Il 3 novembre, gli americani voteranno non solo per decidere chi tra Donald Trump e Joe Biden sarà il loro prossimo Presidente, ma anche per scegliere l'intera Camera dei Rappresentanti e 35 dei 100 seggi al Senato. E come se le complicazioni non fossero state abbastanza per gli investitori, c'è ora una svolta inquietante in questa campagna, già molto combattuta e aspramente contestata. L’esito positivo del test al COVID-19 per Trump, 32 giorni prima delle elezioni, getta la politica statunitense in un territorio inesplorato. La gamma dei possibili risultati, per dirla con parole gentili, si è ampliata.

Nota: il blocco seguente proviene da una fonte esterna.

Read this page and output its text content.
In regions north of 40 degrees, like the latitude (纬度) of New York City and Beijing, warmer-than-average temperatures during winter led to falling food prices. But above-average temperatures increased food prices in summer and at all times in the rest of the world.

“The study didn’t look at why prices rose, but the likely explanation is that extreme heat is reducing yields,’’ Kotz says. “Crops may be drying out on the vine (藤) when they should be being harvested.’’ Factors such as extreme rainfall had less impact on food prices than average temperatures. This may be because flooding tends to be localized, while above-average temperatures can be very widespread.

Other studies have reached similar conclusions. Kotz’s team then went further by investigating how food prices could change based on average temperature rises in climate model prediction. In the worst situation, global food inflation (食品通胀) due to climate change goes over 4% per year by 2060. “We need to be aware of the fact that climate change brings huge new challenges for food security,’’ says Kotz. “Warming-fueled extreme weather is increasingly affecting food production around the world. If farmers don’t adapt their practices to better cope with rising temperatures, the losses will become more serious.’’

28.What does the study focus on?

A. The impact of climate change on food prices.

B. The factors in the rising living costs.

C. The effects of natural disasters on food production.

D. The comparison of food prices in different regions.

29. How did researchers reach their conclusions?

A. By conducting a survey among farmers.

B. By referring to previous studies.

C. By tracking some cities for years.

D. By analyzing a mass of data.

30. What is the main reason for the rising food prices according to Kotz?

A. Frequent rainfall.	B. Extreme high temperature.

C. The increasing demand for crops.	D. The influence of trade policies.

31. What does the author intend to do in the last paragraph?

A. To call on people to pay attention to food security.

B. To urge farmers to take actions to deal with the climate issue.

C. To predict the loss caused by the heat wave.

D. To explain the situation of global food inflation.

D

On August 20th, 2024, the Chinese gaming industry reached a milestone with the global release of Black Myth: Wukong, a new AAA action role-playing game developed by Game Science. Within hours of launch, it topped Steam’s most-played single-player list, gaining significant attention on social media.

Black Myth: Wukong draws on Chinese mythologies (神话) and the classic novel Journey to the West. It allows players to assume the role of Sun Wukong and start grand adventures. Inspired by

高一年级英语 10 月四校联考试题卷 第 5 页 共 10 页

Prima che lo stato di salute di Trump fosse reso pubblico, il sito di previsioni Predictit stimava al 48% la possibilità di una vittoria netta dei Democratici (Camera, Senato e Casa Bianca) e una possibilità del 17% di vittoria totale dei Repubblicani.1 Entrambi i dati parevano sovrastimati all’epoca – la prospettiva che Biden o Trump avrebbero dovuto affrontare un Congresso diviso era sottovalutata. Adesso invece la situazione è molto più complicata. Non è chiaro se la diagnosi di Trump influenzerà gli elettori. 

Tuttavia, anche se gli investitori si trovano davanti a numerose complicazioni, i temi centrali rimangono gli stessi. Due scenari in particolare meritano considerazione e analisi: una vittoria netta per i Democratici o per i Repubblicani. Una vittoria totale per uno dei due partiti (ossia di entrambe le Camere del Congresso e della Casa Bianca) consentirebbe di apportare cambiamenti significativi alla politica e avrebbe importanti conseguenze per i mercati. 

Una differenza fondamentale tra i partiti è l’approccio alle tasse, e quindi agli stimoli fiscali. Per i Repubblicani, i tagli delle tasse sono uno strumento fiscale sul fronte dell'offerta utilizzato per stimolare l'economia. La principale eredità economica del primo mandato di Trump è stata una riduzione dell’aliquota fiscale nominale dal 35% al 21% e una riforma fiscale ad ampio raggio. I mercati azionari sono stati sproporzionatamente favoriti da queste misure, con aliquote fiscali inferiori che, secondo i nostri calcoli, hanno rappresentato 5,2 punti percentuali dei rendimenti totali del 13,4% dell’S&P 500 da gennaio 2018.

I Democratici, dal canto loro, vedono un aumento delle tasse come uno strumento per finanziare provvedimenti sul fronte della domanda per ottenere lo stesso risultato e ridistribuire la ricchezza dagli strati di popolazione ad alto reddito a quelli a basso reddito.

(Cliccare qui per un riepilogo dettagliato delle possibili prospettive politiche per ogni scenario).

02

Vittoria di Biden

Maggiori tasse sugli utili societari, spesa più elevata per ridurre le disuguaglianze

Le proposte fiscali di Biden reintegrerebbero metà dei tagli operati da Trump, portando l’aliquota fiscale nominale massima per le aziende al 28%, cosa che, secondo i nostri calcoli, innalzerebbe l’aliquota effettiva dal 19 al 23%. A parità di condizioni, nel 2021 questa decisione provocherebbe un calo di circa il 5% degli utili per azione dell’S&P 500.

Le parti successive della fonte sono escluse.